SAO PAULO Dec 30 (Reuters) - Spain's multinational Abengoa SA said on Wednesday it is seeking buyers to revive transmission-line and other construction projects in Brazil that the company had suspended after filing for creditor protection in Spanish courts.

The company, which owns energy, telecommunications, transportation and environment businesses, is looking for "a market solution" for projects it has been contracted to build and operate in Brazil, it said in response to questions from Reuters.

Abengoa is trying to reach an agreement with creditors before a March 28 legal deadline to avoid becoming the country's biggest-ever bankruptcy. In early December, the company told Brazil's national electricity regulator Aneel that it was stopping work on its Brazilian projects and had been in talks to sell or find partners for those projects.

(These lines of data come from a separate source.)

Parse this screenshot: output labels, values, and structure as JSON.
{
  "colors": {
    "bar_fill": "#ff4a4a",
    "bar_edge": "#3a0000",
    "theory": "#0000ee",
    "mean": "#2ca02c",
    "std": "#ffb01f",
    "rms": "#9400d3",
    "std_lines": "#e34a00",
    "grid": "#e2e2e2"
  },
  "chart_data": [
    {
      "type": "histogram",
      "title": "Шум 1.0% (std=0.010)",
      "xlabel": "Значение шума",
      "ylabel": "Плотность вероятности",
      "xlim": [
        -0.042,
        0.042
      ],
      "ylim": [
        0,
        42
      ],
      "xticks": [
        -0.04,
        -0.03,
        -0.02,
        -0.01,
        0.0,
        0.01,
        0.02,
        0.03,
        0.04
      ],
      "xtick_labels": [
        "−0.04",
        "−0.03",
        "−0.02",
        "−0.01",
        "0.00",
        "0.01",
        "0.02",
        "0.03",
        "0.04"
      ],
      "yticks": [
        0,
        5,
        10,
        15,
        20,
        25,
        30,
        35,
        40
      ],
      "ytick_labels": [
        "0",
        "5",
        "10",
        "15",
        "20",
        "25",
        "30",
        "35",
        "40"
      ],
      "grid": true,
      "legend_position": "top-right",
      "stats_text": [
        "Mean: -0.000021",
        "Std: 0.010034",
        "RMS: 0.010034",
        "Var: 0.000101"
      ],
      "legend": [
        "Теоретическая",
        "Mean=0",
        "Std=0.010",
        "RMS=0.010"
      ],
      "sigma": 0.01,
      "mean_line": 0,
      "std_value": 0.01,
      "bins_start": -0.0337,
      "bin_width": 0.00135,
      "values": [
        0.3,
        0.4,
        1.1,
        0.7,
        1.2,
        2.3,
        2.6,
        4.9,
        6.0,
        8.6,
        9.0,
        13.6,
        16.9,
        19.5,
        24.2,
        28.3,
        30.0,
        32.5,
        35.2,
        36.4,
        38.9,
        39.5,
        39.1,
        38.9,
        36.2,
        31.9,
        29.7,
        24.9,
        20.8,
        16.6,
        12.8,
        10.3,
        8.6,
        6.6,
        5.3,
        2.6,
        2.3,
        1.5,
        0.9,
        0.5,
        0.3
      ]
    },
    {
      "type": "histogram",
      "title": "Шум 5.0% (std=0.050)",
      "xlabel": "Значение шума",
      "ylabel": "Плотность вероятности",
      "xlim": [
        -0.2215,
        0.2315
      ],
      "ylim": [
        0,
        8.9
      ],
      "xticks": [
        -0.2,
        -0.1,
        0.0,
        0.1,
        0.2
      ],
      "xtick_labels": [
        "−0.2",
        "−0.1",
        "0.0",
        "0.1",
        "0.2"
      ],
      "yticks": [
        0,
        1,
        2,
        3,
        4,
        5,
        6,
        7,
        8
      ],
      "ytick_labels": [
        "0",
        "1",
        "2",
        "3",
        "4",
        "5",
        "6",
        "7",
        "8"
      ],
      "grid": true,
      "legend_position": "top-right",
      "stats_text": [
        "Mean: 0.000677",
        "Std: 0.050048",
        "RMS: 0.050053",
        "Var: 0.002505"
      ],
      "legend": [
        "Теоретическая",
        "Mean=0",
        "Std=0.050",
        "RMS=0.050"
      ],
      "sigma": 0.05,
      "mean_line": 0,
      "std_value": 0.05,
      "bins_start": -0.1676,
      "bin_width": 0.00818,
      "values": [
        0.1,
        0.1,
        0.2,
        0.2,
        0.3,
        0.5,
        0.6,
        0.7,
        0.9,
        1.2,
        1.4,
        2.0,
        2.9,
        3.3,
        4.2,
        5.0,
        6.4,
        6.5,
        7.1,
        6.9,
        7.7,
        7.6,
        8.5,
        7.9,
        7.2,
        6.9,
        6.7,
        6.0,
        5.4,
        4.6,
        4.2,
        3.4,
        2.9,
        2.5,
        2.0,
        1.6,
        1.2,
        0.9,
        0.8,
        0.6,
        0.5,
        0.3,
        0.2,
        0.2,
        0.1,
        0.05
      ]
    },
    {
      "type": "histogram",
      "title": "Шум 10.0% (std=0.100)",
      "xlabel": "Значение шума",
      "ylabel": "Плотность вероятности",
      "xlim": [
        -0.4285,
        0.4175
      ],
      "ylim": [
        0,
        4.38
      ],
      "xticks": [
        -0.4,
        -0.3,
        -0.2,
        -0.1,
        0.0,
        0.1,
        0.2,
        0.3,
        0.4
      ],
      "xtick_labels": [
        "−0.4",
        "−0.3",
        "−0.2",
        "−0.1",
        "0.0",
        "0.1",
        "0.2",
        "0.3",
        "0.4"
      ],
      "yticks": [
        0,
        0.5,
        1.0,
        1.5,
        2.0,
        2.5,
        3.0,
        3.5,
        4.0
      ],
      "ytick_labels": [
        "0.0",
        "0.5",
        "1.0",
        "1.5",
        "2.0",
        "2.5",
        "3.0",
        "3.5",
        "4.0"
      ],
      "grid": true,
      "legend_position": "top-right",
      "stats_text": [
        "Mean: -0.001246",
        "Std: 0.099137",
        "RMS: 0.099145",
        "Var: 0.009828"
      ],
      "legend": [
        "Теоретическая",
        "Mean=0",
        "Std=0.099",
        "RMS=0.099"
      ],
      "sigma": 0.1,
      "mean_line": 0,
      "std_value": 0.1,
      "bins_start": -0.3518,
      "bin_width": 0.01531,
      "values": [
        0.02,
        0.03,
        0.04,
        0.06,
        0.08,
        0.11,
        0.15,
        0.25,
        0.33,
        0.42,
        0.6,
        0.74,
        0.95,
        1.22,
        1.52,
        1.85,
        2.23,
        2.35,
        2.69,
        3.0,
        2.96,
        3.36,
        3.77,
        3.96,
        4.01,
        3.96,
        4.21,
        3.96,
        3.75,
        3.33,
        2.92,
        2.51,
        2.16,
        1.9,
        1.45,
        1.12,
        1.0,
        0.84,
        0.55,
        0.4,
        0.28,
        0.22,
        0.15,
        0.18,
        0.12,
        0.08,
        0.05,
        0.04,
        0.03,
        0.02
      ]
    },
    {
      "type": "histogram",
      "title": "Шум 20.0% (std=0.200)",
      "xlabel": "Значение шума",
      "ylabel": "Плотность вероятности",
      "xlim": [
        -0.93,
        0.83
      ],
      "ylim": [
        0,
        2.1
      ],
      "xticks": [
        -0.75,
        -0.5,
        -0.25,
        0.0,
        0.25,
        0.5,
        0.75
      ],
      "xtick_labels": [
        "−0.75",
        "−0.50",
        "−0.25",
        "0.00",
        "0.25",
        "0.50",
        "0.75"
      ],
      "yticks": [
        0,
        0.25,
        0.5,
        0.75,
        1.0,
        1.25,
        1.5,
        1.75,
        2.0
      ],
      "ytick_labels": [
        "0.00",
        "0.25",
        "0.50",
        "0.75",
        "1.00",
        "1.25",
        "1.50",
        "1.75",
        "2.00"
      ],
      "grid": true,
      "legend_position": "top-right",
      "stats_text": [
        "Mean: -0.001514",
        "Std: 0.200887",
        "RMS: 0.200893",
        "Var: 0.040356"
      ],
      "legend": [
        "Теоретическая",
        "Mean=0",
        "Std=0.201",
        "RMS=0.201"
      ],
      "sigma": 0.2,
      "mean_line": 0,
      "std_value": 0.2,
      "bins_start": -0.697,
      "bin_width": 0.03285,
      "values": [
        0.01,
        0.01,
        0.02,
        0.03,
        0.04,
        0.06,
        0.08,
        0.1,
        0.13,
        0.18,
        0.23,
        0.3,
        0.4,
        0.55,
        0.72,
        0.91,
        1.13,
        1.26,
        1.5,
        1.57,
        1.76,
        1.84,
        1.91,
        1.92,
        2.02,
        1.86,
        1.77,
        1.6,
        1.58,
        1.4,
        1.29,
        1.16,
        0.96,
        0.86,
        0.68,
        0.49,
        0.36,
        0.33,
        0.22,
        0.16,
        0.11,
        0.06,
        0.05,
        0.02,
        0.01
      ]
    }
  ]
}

"In Brazil, Abengoa is in permanent contact with local authorities to find a solution for our company's projects that are in development in the country," Abengoa said.

The work stoppages are expected to delay the completion of 1,700 kilometers (1,056 miles) of transmission lines needed to link the new Belo Monte hydroelectric project in Brazil's Amazon with key parts of the national power grid.

As a result Belo Monte will be unable to generate as much power as expected, Aneel said in a recent report.

Brazil's government is counting on Belo Monte, whose capacity of 11,200 megawatts is the world's third largest, to boost the country's electricity supply by about 10 percent. Average output from the dam will be about 4,500 megawatts.

This new power is needed to ease the pressure of growing demand during a drought that has sharply reduced hydroelectric output from non-Amazon dams in Brazil's northeast and southeast regions. Brazil gets nearly two-thirds of its electricity from hydropower, but new projects are behind schedule.